In response to the prevalence of sexual violence on campus within the Faculty of Music and Trinity College’s administration, student groups have criticized U of T’s policies and are advocating for change. Three otherwise unconnected student groups — the University of Toronto Students’ Union, the Prevention Empowerment Advocacy Response for Survivors Project, and the Faculty of Music Undergraduate Association — have launched the Students for Survivors campaign, united solely by their goal to protect U of T students from GBSV.
The campaign shares goals that complement Western University’s policy recommendations: creating more sexual violence awareness and prevention training, increasing the number of experienced staff and improving legal, medical, and mental supports on campus.

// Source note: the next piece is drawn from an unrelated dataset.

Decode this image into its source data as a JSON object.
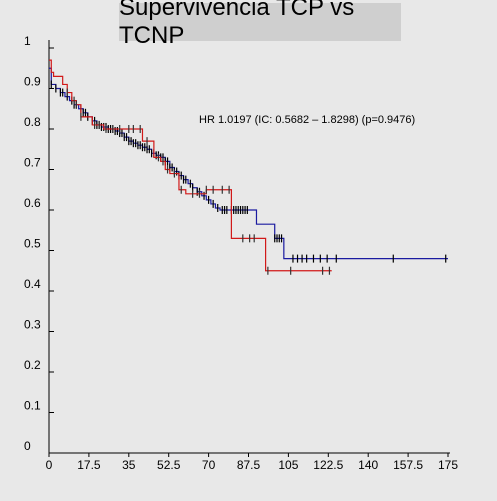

Fostering a safe environment on campus is an incredible challenge. Allegations of students being drugged, stalked, or assaulted regularly occur across universities nationwide. In this regard, no measure taken toward GBSV prevention is a waste of effort.
While expecting upper-year students, including second-years, to manage traumatic situations with the same care as a professional is unreasonable, equipping residence dons with the proper training to handle sexual violence should be integral to every university’s sexual violence policy. Not providing dons with any proper training is unjust not only for them but also for the students who need their support.
After the allegations at Western University emerged in September, Western student Ali Ibrahim-Hirji created an Instagram post about focusing on the experience of orientation leaders on the evening of the alleged mass drugging. In the post with 25,000 likes, Ibrahim-Hirji wrote, “What you don’t see is our team responding to our 6th gender-based violence situation of the night, and then the 11th, and then the 14th. What you don’t see is our [orientation leaders] going above and beyond to make sure that this space is safe, EVEN when that means putting themselves in danger because no one else is there to help.”
One day later, Ibrahim-Hirji posted a public apology addressed to survivors of GBSV at Western University for his post, which seemed to try to reposition a narrative that wasn’t his own, and for writing over womens’ experiences. But while it is wrong to suggest that he and the other orientation leaders shared the same trauma as survivors of GBSV, encountering sexual violence on campus is traumatic, even for those who aren’t directly affected.
Policies such as the ones Western’s Action Committee just recommended, and the ones that U of T students are begging for, would mitigate the mishandling of cases of sexual violence and, more importantly, ensure there are better and more informed resources for survivors of GBSV. These policies would not only benefit survivors but also limit the trauma of the people who lack the proper training to aid survivors who are relying on them.
The likelihood that policies against GBSV will eradicate it from university campuses entirely is small, but the goal of policies such as those proposed by U of T’s Students for Survivors campaign is to prevent GBSV as much as possible and support those who have been affected by it. Caring for the well-being of fellow students is ultimately the greatest vehicle of change and the best hope for fostering a safer campus community.
Sarah Stern is a second-year English student at Victoria College.